Ruth Daniels, GC of outsourcing company CPA Global, comments: ‘GCs need to be asking more of their law firms around technical security. GCs should be looking at provisions of terms of engagement with law firms.’
Philip Price, chief operating officer at Arle Capital Partners, comments: ‘For us it is a bit like dealing with any other regulated entity. When I deal with FCA-regulated entities, I take a lot of comfort from the fact they have FCA oversight of their activities. With law firms I think it is fair to take the view that if the SRA is involved and has oversight you would expect minimum standards in relation to client confidentiality and by extension [cyber] security measures.’
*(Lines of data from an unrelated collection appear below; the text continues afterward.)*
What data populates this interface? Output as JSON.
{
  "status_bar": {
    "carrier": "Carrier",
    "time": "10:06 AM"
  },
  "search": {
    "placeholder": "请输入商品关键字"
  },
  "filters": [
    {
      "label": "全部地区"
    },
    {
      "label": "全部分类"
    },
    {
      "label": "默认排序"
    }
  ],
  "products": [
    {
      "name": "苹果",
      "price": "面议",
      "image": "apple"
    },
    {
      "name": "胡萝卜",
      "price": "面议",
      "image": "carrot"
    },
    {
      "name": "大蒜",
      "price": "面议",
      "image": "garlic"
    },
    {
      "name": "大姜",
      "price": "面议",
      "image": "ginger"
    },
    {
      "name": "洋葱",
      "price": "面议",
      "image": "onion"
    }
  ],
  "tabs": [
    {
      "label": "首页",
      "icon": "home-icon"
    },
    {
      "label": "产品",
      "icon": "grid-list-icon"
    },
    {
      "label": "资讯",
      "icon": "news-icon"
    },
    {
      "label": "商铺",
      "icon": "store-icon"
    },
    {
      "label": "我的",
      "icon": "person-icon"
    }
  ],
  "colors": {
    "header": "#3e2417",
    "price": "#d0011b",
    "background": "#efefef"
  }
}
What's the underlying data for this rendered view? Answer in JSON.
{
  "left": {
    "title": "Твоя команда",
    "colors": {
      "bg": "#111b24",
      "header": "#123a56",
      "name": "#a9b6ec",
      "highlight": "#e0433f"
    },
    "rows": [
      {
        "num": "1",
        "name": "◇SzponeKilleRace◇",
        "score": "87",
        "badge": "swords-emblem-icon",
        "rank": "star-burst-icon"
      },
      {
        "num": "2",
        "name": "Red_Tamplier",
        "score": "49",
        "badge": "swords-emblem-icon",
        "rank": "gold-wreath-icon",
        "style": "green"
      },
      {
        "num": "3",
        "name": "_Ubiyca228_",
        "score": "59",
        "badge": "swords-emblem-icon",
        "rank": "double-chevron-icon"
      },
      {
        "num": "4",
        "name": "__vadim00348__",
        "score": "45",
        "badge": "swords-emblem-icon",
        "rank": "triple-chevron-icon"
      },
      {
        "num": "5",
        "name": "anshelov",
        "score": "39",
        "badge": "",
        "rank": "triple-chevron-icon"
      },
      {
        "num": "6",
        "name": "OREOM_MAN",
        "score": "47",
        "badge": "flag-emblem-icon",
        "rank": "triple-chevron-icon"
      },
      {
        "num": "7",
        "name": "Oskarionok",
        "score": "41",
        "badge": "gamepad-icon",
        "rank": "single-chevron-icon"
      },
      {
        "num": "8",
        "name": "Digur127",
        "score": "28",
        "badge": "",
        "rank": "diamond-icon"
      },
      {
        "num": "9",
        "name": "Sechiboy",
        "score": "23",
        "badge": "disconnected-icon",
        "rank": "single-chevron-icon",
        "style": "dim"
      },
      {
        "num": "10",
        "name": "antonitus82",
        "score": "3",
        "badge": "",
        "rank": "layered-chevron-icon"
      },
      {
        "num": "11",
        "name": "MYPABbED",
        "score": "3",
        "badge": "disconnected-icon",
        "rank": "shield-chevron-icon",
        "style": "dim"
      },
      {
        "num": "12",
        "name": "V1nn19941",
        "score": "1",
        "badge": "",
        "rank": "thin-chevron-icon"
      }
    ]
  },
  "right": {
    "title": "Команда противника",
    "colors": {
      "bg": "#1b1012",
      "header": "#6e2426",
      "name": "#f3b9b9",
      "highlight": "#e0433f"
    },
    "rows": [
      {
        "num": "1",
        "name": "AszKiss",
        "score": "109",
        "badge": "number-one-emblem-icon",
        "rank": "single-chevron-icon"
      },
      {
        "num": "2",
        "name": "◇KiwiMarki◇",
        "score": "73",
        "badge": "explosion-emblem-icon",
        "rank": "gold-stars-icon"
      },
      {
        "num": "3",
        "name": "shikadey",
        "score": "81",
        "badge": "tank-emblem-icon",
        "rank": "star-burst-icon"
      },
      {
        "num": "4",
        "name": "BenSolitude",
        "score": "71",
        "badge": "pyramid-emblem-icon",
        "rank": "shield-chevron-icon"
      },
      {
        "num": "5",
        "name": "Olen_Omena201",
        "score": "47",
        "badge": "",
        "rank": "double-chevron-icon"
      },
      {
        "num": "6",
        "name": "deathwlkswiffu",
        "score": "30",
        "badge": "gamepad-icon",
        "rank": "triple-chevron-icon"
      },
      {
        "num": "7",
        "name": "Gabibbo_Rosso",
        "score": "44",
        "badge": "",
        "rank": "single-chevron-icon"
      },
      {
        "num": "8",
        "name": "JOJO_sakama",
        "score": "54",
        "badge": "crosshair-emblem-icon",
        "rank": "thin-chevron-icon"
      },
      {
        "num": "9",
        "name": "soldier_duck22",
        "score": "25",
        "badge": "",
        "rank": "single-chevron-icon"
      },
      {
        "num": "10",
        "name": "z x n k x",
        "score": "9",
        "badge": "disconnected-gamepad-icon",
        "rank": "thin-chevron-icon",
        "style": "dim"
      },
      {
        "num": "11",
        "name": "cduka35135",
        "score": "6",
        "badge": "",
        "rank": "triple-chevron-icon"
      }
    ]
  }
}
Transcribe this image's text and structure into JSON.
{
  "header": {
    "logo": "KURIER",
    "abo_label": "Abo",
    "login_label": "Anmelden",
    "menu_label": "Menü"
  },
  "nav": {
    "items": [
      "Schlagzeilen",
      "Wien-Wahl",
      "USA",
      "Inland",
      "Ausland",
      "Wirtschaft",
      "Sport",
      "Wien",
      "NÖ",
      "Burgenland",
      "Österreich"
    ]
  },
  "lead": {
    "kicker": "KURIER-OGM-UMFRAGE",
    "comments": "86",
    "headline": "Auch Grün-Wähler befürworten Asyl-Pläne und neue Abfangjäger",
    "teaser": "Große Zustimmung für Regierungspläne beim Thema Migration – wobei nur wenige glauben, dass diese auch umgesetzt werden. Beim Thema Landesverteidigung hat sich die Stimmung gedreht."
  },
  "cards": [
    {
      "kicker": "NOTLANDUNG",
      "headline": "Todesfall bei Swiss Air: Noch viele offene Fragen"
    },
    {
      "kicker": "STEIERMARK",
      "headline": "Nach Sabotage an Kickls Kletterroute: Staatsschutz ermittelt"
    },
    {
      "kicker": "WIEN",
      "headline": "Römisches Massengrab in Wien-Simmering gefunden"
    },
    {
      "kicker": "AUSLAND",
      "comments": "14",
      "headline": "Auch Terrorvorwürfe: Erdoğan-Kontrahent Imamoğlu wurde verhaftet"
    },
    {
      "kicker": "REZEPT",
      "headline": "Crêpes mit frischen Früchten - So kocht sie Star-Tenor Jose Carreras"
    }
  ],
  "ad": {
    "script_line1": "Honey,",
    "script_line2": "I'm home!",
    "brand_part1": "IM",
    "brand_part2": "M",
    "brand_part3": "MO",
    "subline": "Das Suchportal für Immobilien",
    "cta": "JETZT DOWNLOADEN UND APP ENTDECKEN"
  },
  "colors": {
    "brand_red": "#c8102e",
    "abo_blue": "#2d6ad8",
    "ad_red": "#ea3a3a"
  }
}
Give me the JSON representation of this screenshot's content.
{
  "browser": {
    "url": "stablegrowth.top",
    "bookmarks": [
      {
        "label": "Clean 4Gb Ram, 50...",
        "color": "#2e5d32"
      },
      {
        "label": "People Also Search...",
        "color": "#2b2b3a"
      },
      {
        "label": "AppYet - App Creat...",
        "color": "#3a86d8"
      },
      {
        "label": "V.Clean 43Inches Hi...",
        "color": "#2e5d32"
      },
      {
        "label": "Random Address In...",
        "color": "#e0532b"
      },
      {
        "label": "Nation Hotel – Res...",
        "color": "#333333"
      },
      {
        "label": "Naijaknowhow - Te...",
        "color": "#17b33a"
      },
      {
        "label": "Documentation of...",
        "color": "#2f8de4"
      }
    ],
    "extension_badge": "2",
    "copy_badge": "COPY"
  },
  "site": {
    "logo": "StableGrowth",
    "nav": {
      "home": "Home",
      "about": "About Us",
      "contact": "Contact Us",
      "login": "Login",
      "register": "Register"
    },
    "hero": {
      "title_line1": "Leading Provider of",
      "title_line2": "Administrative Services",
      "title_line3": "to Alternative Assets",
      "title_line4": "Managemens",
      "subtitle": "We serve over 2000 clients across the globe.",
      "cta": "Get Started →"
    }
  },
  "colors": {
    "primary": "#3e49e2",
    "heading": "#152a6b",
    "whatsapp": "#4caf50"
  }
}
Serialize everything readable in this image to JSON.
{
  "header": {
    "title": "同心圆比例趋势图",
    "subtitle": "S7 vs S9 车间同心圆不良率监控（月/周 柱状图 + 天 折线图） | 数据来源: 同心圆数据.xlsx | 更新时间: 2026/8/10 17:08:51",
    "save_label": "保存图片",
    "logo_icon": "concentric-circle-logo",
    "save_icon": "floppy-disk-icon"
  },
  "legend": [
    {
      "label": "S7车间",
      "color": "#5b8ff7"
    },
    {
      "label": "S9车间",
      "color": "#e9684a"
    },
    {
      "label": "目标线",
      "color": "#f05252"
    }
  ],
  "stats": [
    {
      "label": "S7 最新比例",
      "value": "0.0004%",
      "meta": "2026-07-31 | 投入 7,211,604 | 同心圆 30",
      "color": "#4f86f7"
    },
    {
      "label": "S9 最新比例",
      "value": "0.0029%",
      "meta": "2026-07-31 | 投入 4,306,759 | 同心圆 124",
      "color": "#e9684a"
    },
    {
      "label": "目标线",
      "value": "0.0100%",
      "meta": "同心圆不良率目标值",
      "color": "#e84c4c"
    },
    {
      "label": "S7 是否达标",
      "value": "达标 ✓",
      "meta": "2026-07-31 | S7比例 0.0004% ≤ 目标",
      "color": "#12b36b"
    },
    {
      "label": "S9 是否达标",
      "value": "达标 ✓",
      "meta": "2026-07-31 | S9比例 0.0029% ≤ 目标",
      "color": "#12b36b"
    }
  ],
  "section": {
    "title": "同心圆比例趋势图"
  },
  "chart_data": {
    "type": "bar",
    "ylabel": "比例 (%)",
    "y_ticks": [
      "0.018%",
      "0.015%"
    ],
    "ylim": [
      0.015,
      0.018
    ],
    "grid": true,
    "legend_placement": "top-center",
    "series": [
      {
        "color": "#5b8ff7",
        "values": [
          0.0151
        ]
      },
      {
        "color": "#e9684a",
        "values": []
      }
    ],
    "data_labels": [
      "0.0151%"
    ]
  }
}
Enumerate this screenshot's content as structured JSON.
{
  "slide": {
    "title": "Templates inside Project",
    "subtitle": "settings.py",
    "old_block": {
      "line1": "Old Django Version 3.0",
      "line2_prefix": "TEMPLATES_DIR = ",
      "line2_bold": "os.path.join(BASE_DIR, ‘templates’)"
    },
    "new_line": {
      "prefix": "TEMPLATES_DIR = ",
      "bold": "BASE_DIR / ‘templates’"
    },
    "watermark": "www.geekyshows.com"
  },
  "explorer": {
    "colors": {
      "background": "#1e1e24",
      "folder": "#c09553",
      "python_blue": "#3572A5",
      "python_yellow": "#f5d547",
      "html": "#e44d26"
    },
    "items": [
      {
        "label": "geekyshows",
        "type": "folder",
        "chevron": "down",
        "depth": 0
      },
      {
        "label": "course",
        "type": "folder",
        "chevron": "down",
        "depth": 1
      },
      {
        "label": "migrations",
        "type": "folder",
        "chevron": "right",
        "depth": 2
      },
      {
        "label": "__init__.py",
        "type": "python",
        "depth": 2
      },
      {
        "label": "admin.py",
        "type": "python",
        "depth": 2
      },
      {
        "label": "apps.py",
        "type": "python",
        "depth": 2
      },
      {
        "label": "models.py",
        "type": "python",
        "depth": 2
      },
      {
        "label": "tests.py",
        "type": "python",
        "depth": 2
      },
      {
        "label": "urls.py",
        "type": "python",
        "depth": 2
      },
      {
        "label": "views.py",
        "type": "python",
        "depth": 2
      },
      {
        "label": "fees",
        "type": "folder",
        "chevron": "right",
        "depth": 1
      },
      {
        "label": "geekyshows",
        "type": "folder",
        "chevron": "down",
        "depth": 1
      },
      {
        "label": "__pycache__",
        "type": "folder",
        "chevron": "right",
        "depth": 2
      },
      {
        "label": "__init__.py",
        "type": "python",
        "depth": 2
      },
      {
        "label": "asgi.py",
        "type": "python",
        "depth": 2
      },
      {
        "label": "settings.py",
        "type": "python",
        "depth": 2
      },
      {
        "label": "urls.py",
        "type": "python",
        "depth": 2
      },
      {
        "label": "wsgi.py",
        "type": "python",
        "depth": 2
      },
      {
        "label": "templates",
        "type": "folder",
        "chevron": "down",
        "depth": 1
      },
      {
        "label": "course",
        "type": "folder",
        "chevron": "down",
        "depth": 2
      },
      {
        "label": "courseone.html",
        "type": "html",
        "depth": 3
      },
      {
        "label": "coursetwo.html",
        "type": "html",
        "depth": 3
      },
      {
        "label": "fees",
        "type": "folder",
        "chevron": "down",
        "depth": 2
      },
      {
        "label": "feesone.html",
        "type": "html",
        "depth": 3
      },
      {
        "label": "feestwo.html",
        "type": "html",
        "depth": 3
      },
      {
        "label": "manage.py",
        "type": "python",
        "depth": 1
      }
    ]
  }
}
Specific steps that GCs can take to manage legal liability in the event of a breach include creating or reviewing a documented cybersecurity policy to demonstrate that the company understands and has taken effective steps to protect its data.
A recent report from Hogan Lovells also recommends a range of measures, including having legal input into cybersecurity programmes and assigning members of the in-house team to the area. Other steps include updating due diligence in takeovers to address data protection and reviewing major contracts to assess potential liability in the event of a breach. Companies can also obtain far more robust cyber risk insurance than was available even as recently as the mid-2000s.
Land Securities’ O’Donnell concludes by arguing that major companies should be willing to validate the security policies of third-party suppliers and legal advisers. ‘[When] we enter into an agreement or make demands on law firms that we work with, we actually test them to make sure they’ve got the right controls in place for what they’ve contractually signed up to do.’
Trust, it seems, will increasingly have to be earned.